Les zones côtières, d’abord, sont en première ligne : urbanisation, ports, digues, extraction de sable ou de granulats détruisent des écosystèmes parmi les plus riches et les plus utiles de la planète. À l’intérieur des terres, les infrastructures linéaires — routes, voies ferrées, canaux — peuvent aussi occasionner des dégâts majeurs en fragmentant les habitats.
Or, un animal a besoin d’un territoire, de ressources et de mobilité. Une quatre-voies entre une forêt et un étang peut suffire à rompre cet équilibre, coupant certaines populations de leur point d’eau. Chez les espèces à faible densité d’individus, comme beaucoup de grands mammifères, cette fragmentation isole les individus, limite les échanges génétiques et favorise la consanguinité — un lent poison pour la résilience des populations.
Plus le maillage d’obstacles se resserre, plus les populations se retrouvent à l’étroit, jusqu’à disparaître purement et simplement.
Mais les plus gros impacts proviennent sans doute de l’agriculture. Les terres cultivées et pâturées recouvrent près d’un tiers des surfaces émergées, et presque la moitié des terres habitables.

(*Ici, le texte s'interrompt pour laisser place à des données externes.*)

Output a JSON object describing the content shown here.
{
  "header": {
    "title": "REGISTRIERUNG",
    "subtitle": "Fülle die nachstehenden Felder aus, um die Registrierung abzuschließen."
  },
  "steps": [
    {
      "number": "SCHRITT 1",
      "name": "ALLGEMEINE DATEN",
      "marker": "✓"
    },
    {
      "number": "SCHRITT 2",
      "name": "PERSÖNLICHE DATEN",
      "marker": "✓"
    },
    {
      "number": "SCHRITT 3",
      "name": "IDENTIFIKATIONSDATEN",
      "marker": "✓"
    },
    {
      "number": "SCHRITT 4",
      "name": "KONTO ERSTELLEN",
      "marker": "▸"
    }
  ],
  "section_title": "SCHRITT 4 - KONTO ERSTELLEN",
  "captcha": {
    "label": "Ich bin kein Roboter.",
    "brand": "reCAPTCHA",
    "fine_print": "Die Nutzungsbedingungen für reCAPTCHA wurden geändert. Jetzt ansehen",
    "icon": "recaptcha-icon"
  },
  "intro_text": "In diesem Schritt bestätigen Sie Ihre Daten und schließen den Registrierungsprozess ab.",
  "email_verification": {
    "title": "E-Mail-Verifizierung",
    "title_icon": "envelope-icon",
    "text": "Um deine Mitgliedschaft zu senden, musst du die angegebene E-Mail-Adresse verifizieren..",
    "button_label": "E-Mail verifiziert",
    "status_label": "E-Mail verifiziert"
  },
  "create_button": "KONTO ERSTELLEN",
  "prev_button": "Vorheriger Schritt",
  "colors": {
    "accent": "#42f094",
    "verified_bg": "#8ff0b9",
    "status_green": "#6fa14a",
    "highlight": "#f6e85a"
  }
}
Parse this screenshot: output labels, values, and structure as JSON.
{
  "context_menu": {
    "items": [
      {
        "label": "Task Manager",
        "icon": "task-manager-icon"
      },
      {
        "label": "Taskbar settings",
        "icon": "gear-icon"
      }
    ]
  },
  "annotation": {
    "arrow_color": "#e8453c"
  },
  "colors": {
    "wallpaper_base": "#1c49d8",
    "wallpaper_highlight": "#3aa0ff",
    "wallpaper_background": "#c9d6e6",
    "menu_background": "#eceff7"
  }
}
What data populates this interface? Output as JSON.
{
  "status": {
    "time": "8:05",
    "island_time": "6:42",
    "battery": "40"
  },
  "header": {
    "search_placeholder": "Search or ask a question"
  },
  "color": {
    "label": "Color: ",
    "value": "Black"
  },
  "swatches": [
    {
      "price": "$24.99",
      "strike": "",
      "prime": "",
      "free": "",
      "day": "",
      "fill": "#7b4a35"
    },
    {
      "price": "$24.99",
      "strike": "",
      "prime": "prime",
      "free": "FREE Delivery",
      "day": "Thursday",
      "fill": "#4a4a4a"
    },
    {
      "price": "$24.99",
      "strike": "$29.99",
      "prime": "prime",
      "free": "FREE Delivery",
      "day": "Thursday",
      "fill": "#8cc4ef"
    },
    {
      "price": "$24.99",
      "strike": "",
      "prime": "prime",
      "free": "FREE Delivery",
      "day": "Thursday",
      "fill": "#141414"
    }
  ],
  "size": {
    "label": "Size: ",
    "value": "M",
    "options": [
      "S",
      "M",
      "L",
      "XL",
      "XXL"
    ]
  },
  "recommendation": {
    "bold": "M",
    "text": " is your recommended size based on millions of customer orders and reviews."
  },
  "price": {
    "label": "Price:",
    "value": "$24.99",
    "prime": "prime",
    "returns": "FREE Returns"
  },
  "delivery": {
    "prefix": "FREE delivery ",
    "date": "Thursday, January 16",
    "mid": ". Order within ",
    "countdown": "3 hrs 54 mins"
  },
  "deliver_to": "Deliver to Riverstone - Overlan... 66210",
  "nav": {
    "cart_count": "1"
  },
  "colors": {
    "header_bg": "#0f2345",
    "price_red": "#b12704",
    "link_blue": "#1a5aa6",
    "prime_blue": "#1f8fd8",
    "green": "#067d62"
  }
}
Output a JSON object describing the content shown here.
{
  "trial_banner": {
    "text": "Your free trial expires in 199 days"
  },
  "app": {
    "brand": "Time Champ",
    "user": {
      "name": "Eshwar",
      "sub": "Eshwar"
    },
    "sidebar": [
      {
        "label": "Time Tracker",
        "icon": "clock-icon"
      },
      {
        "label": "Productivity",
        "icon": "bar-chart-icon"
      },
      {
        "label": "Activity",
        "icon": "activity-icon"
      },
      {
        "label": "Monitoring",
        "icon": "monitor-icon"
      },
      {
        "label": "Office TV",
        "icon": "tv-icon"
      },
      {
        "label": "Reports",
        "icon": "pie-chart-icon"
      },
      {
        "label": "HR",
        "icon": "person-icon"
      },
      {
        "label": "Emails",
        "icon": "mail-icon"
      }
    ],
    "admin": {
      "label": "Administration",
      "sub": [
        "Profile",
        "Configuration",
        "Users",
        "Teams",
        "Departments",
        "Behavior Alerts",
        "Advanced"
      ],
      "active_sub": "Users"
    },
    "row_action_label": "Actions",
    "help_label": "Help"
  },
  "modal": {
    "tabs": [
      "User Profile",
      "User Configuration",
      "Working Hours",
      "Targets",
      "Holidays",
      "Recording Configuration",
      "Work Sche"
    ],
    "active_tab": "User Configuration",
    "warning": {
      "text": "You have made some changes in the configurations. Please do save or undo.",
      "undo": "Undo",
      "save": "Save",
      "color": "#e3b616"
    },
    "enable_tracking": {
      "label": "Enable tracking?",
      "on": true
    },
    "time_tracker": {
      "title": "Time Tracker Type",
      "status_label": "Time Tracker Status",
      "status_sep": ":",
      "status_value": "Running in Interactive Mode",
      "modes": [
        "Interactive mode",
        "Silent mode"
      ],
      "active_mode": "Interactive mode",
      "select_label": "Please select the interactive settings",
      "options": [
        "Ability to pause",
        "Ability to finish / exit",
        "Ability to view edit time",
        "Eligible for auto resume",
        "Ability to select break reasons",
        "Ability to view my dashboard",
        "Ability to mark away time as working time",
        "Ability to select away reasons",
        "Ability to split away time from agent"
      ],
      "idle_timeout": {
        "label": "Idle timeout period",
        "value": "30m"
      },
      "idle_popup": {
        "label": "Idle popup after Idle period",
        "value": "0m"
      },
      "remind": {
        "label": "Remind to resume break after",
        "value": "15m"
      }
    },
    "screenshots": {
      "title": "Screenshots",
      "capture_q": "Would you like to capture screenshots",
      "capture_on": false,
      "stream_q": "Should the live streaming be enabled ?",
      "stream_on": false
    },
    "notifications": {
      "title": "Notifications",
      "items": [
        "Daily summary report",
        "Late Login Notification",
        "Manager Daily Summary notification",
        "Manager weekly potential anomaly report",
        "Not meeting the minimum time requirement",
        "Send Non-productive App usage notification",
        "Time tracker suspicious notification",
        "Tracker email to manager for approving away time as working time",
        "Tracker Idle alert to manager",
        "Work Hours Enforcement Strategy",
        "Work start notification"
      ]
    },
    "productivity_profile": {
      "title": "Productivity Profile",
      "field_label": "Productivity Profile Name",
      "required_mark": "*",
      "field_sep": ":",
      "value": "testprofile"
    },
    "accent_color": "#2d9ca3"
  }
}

Cette expansion s’est faite au détriment des écosystèmes naturels, grignotant inexorablement les habitats d’innombrables espèces. Depuis la préhistoire, on estime ainsi que 46 % des surfaces forestières ont été perdues, et avec elles les êtres vivants qui s’y trouvaient.

Il faut toutefois nuancer, car environ deux tiers des terres agricoles sont constitués de prairies, souvent riches en biodiversité végétale et souterraine. Le dernier tiers, en revanche, correspond aux terres cultivées, fréquemment labourées, fertilisées et traitées, donc appauvries en êtres vivants. Et la disparition progressive des haies a aggravé la situation : en supprimant ces corridors écologiques, on a isolé les poches de nature restantes, piégeant la faune dans un puzzle d’habitats morcelés.
Différentes causes, différentes perceptions

Au fond, le déclin du vivant ne s’explique pas par une seule cause, mais par une mosaïque d’impacts. Tous n’ont pas la même ampleur… ni la même visibilité. Et c’est bien là le problème : ce qui frappe l’opinion n’est pas toujours ce qui affecte le plus les écosystèmes.
Certaines menaces deviennent de véritables totems médiatiques. Les pesticides, en particulier, cristallisent les peurs, les slogans et les débats politiques, jusqu’à occulter d’autres pressions tout aussi préoccupantes. Et cette focalisation sélective façonne notre vision du monde. En 2018, une enquête européenne révélait ainsi que la pollution était perçue – à tort – comme la première cause de perte de biodiversité, loin devant la destruction des milieux ou la surexploitation.
Une perception biaisée, héritée du bruit médiatique, qui brouille parfois la hiérarchie réelle des priorités écologiques. Car comprendre les véritables causes du déclin du vivant, c’est déjà faire un pas vers les solutions. Nous verrons au chapitre suivant qu’il existe des leviers simples, souvent peu coûteux, pour inverser les tendances locales, à condition de cibler les bonnes causes.
Car sans bon diagnostic, pas de remède efficace.